It’s things like this which I had in mind when I beheld the spectacle of executives from Performance Food Group, Northpark, and the St. Louis Economic Development Partnership, at Ferguson city council last night. Our city council called a special meeting, with brief notice, no publicity, and no public comment on the agenda, to push through a boundary change which was needed for the project to proceed. After the meeting was publicized on social media, the city relented and allowed for public comment. But the deal was already done. The company will get millions of dollars in tax breaks on a $100 million warehouse in Northpark, which will replace their current facility on North Broadway near downtown St. Louis. The tax breaks include an exemption from sales tax on all building materials, and a ten year abatement of half the property and personal property taxes at the new facility.

Unfortunately, the TIF was agreed to by St. Louis county, while our cash strapped city and struggling school district had no opportunity to weigh in. This seemingly unrelated measure before our city council was our only opportunity to demand reconsideration of the tax breaks. By voting it down, they could force the developer back to the table. Only two councilors voted against the measure, Palmer and Lipka.

Can Performance Food Group afford to pay their taxes? They are a large national corporation, headquartered in Virginia, with nearly $10 billion in market cap and more than 150 locations across the country. They significantly exceeded earnings expectations in 3 of their last 4 periods. In 2019, they acquired Reinhart Foodservice for $2 billion. In 2021, they purchased Core-Mark, a convenience store food distributor, for $2.5 billion. Last year, they announced a $300 million stock repurchase program, a strategy employed by companies with excess cash to increase share price. Yet they demanded millions of dollars in tax breaks, much of which would otherwise go to our low income school district.

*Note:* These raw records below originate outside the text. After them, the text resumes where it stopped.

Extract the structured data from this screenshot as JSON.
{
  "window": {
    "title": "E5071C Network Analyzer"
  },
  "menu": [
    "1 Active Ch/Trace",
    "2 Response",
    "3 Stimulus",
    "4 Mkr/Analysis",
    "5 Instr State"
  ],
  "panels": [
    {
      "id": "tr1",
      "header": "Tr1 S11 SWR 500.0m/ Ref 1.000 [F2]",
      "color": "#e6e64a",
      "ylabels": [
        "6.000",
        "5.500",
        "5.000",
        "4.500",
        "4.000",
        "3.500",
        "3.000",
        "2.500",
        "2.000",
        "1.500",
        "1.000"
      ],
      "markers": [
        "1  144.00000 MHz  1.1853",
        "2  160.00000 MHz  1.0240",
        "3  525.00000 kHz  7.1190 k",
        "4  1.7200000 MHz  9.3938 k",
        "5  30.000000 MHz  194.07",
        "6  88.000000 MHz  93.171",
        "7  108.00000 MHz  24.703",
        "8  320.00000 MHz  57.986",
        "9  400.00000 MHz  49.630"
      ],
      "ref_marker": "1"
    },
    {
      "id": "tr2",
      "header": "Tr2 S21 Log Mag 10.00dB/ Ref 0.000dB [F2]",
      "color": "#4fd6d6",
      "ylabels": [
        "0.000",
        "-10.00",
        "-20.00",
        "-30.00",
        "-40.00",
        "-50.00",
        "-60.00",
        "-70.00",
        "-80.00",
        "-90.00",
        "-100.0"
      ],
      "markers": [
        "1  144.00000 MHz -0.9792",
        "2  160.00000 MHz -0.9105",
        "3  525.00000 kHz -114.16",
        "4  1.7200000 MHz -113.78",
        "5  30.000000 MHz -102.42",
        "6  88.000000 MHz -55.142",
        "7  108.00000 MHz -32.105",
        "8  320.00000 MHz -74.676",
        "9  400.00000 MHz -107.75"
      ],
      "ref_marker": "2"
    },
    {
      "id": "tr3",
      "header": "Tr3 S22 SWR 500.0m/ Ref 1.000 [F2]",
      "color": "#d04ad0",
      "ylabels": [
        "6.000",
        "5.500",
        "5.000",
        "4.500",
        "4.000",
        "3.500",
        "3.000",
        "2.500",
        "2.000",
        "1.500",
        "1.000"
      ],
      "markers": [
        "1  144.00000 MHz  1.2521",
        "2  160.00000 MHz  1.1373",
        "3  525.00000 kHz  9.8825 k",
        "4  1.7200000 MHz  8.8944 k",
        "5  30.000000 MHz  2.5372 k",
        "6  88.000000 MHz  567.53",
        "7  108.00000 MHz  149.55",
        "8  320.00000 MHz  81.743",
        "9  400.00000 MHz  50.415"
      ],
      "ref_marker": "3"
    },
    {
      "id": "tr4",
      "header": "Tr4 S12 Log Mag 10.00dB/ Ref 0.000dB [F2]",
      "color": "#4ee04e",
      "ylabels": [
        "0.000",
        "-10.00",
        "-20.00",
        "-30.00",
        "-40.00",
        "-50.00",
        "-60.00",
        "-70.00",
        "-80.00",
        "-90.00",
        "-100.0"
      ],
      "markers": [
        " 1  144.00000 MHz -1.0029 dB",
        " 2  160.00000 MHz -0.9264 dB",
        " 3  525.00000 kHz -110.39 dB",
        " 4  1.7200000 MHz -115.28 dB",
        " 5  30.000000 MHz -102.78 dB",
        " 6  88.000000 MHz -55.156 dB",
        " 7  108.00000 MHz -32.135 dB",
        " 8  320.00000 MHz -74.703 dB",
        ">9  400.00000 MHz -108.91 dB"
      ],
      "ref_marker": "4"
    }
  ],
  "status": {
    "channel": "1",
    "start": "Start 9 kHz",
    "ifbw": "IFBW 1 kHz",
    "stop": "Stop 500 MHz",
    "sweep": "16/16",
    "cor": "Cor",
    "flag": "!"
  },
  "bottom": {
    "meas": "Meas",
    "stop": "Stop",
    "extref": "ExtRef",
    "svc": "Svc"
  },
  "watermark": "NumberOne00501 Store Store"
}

Rodney Crim, the $265,000 a year CEO of the Economic Development Partnership, was front and center at the meeting. He didn’t explain how it is in the best interest of the region to give a company millions of dollars to move from North Broadway to Northpark. He also didn’t mention how, by some odd coincidence, his own home appears to benefit from an unwritten tax break. Crim purchased his home, in the Gate District of St. Louis, in 2002, for $327,000. Last year, it was assessed at $292,000, and this year, at $323,000. By comparison, the house to the left of him, a smaller one, sold for $202,000 in 2002, and is now assessed at $358,000. The house to his right sold for $193,000 in 2001, and is now assessed at $342,000.

It’s unfortunate that our system of approving tax abatements allows one entity to approve and abatement that affects others. This is the heart of the problem, because while the county receives less than 8% of property tax collections, they are able to reduce taxes for everyone – the city, the school district, and others. If those seeking tax breaks had to gain the approval of every affected entity, we wouldn’t be in the situation where blocking a boundary change is our only chance to weigh in. But here we are.

This fall, there will be another drama production at my daughter’s high school. And again, the audience will struggle to follow the show. Perhaps if we demanded that businesses like Centene and Performance Food Group pay their fair share of the taxes in our community, they could afford a sound system. Perhaps the county could afford to do the work on Chambers, which cost less than one year of tax breaks on this project. Perhaps Ferguson would have a little more money to take care of our crumbling streets and overgrown parks. Because our council chose not to negotiate, we will never know. Perhaps Mayor Jones, and her four colleagues who voted in favor of giving millions in tax breaks on this project, can chip in to buy the sound system our kids need.